Example 3 Effect experiment of protease P6281 applied in gluten dissolving

Prepare 5% (w/v) gluten powder solution with the lactic acid buffer solution of pH2.5, add P6281 and the P6281 that inactivates in boiling water bath 10 minutes respectively, 40 ℃ of water baths 6 hours, centrifuge 10 minutes at 5000rpm. Figure 3 is a comparison of the residual amount of gluten insolubles after adding inactivated protease P6281 in a water bath for 6 hours (left) and enzymolysis by P6281 for 6 hours (right), the soluble protein in gluten after enzymolysis increased significantly , the insolubles were significantly reduced.

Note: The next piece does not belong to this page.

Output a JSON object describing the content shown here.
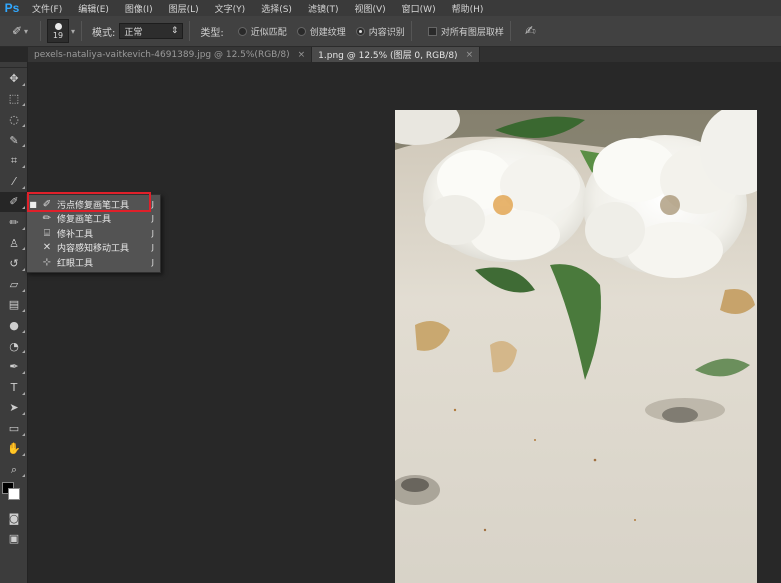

Use lactic acid buffer to prepare a gluten solution with a pH of 2.5 and a mass volume concentration of 5%, and add P6281 pure enzyme solution according to the ratio of 2000U of enzyme activity per gram of gluten to obtain a solution with a final total volume of 10 mL; (0.05M sodium phosphate buffer) preparation pH 6.0, the gluten solution that mass volume concentration is 5%, add papain by every gram of gluten proportioning 2000U enzyme activity, obtain the solution that final total volume is 10mL; Sodium buffer solution (0.05M sodium carbonate buffer solution) prepares pH11.0, mass volume concentration is the gluten solution of 5%, adds alkaline protease according to every gram of gluten powder proportioning 2000U enzymatic activity, obtains final total volume and is 10mL The solution. The obtained three groups of solutions were respectively under the optimal pH and temperature conditions of different proteases (i.e. P6281 at pH 2.5 and 40°C, papain at pH 6.0 and 60°C, alkaline protease at pH 11.0 and 45°C), React in a water bath for 6 hours, then place in a boiling water bath at 100°C for 10 minutes, and centrifuge at 5000rpm for 10 minutes. Use a BCA kit to measure the soluble protein content in the supernatant, and calculate the ratio of the soluble protein amount to the total protein amount in the initial gluten powder for protein recovery. Rate.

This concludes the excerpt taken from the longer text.